Conflict of interest statement: “Helen Petousis-Harris has led studies funded by GSK and has provided expert advice to Pfizer and Merck. She does not receive any personal honoraria or funding.”

Peter McIntyre, Paediatrician, Medical Advisor to the Immunisation Advisory Centre, and Professor, Department of Women’s and Children’s Health, Dunedin School of Medicine, University of Otago, comments:

“The UK’s decision for rapid approval is understandable in the context of a rapidly approaching colder season, with the unknowns of influenza and Omicron looming and populations vulnerable to severe disease from either vulnerable to both. With respect to influenza, the Southern Hemisphere experience of flu resurgence will have been noted, while for Omicron there will be the desire to enhance the protection of those most vulnerable to severe disease prior to any resurgence during winter.

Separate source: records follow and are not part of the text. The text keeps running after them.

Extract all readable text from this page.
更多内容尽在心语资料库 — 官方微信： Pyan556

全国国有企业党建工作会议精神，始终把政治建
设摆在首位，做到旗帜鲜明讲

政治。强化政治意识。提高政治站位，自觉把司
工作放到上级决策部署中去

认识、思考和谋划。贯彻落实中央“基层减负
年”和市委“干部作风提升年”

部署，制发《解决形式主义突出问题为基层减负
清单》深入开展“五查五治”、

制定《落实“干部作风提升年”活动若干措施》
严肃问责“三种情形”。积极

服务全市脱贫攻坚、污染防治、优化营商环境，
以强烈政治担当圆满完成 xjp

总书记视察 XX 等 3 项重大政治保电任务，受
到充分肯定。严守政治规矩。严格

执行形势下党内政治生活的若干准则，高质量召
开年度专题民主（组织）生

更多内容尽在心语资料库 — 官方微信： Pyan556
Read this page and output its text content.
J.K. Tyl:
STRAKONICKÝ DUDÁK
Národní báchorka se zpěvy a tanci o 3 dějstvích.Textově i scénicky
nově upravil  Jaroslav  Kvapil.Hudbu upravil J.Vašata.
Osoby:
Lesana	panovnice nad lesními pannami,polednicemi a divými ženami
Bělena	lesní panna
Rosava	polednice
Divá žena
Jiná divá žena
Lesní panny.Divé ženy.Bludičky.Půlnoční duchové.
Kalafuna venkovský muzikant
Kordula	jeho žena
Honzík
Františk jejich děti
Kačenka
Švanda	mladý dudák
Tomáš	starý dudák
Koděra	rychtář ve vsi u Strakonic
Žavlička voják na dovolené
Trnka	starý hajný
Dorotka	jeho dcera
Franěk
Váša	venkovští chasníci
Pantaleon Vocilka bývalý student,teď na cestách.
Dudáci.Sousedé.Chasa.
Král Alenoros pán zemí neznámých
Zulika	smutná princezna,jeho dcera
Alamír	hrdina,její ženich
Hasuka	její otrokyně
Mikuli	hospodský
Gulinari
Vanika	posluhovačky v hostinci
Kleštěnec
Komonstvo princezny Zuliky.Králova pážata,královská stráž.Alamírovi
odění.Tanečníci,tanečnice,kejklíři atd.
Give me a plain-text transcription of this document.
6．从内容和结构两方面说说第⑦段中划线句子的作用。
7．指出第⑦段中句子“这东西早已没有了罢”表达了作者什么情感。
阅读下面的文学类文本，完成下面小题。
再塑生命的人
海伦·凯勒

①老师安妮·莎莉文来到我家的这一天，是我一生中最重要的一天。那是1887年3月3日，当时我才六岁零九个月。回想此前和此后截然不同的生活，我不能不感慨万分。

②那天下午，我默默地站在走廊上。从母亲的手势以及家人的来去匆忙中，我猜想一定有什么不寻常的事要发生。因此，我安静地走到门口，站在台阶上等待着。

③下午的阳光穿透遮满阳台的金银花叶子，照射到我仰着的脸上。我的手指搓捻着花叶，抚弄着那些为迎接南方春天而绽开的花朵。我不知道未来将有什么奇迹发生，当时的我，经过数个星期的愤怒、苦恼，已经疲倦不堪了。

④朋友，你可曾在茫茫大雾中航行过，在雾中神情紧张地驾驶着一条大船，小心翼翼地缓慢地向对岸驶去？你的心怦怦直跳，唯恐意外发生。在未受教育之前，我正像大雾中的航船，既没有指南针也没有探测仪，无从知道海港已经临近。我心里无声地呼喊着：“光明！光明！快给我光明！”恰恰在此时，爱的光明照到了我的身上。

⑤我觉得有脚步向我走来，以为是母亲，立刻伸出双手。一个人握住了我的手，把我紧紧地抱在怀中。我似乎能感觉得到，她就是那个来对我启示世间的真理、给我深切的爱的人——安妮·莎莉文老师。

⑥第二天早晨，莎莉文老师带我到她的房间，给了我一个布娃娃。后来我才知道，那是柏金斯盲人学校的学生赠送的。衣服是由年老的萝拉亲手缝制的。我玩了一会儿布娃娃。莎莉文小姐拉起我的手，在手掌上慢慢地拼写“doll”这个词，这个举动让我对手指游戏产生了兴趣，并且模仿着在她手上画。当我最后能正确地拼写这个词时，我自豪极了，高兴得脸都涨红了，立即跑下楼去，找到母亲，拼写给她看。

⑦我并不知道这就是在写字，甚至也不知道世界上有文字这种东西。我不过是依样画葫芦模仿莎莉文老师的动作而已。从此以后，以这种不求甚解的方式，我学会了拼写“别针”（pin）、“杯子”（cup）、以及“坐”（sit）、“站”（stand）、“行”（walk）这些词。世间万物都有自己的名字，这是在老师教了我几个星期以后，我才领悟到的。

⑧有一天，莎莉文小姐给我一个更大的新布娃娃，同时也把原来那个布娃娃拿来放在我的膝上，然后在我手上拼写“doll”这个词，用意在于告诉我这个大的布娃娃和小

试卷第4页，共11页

“However, the UK’s peak vaccine advisory committee, the JCVI, has emphasised that ensuring those eligible for a booster receive any approved Covid-19 vaccine is what is important, not the specific type of booster (including the new bivalent vaccine: Original Wuhan strain + Omicron BA1). This is because both the original vaccine and the new bivalent strengthen protection against severe disease, including that due to newer Omicron variants.

“Improved protection against any infection due to the predominant Omicron strain (BA5) now circulating in both NZ and the UK is much less certain than protection against severe disease. Based on antibody tests, some increase in protection against BA5 is expected from the BA1 vaccine and to some extent also from the Wuhan strain vaccine, but this is likely to be quite short-lived.

“With high rates of immunisation and prior infection, immunity is overall very high (>95%) in the UK and despite lower prevalence of prior infection also high in New Zealand. This means that the highest priority for New Zealand remains improving coverage of the third (first booster) dose in all adults (especially Māori and Pacific adults under 50 years, who are at higher risk and have the lowest coverage currently). Among adults at higher risk who had their first booster dose more than six months ago, maximising coverage of the second booster is important. Highest possible coverage of first and second boosters is much more important than any benefit from ‘variant-specific’ vaccines.

“By the time this becomes more relevant to New Zealand next autumn, it is very likely that Omicron will have further evolved, as will have variant specific vaccines and real-world data will be available on their performance.”

Conflict of interest statement: “The Immunisation Advisory Centre (IMAC) has a contract with the Ministry of Health to delivery education and training to the healthcare sector for COVID-19 vaccines. Professor McIntyre is a member of the Ministry’s COVID-19 Vaccine Technical Advisory Group and of the World Health Organisation (WHO’s) Strategic Advisory Group of Experts in Immunisation. This statement should not be taken to represent any policy position on the part of the Ministry or of WHO.”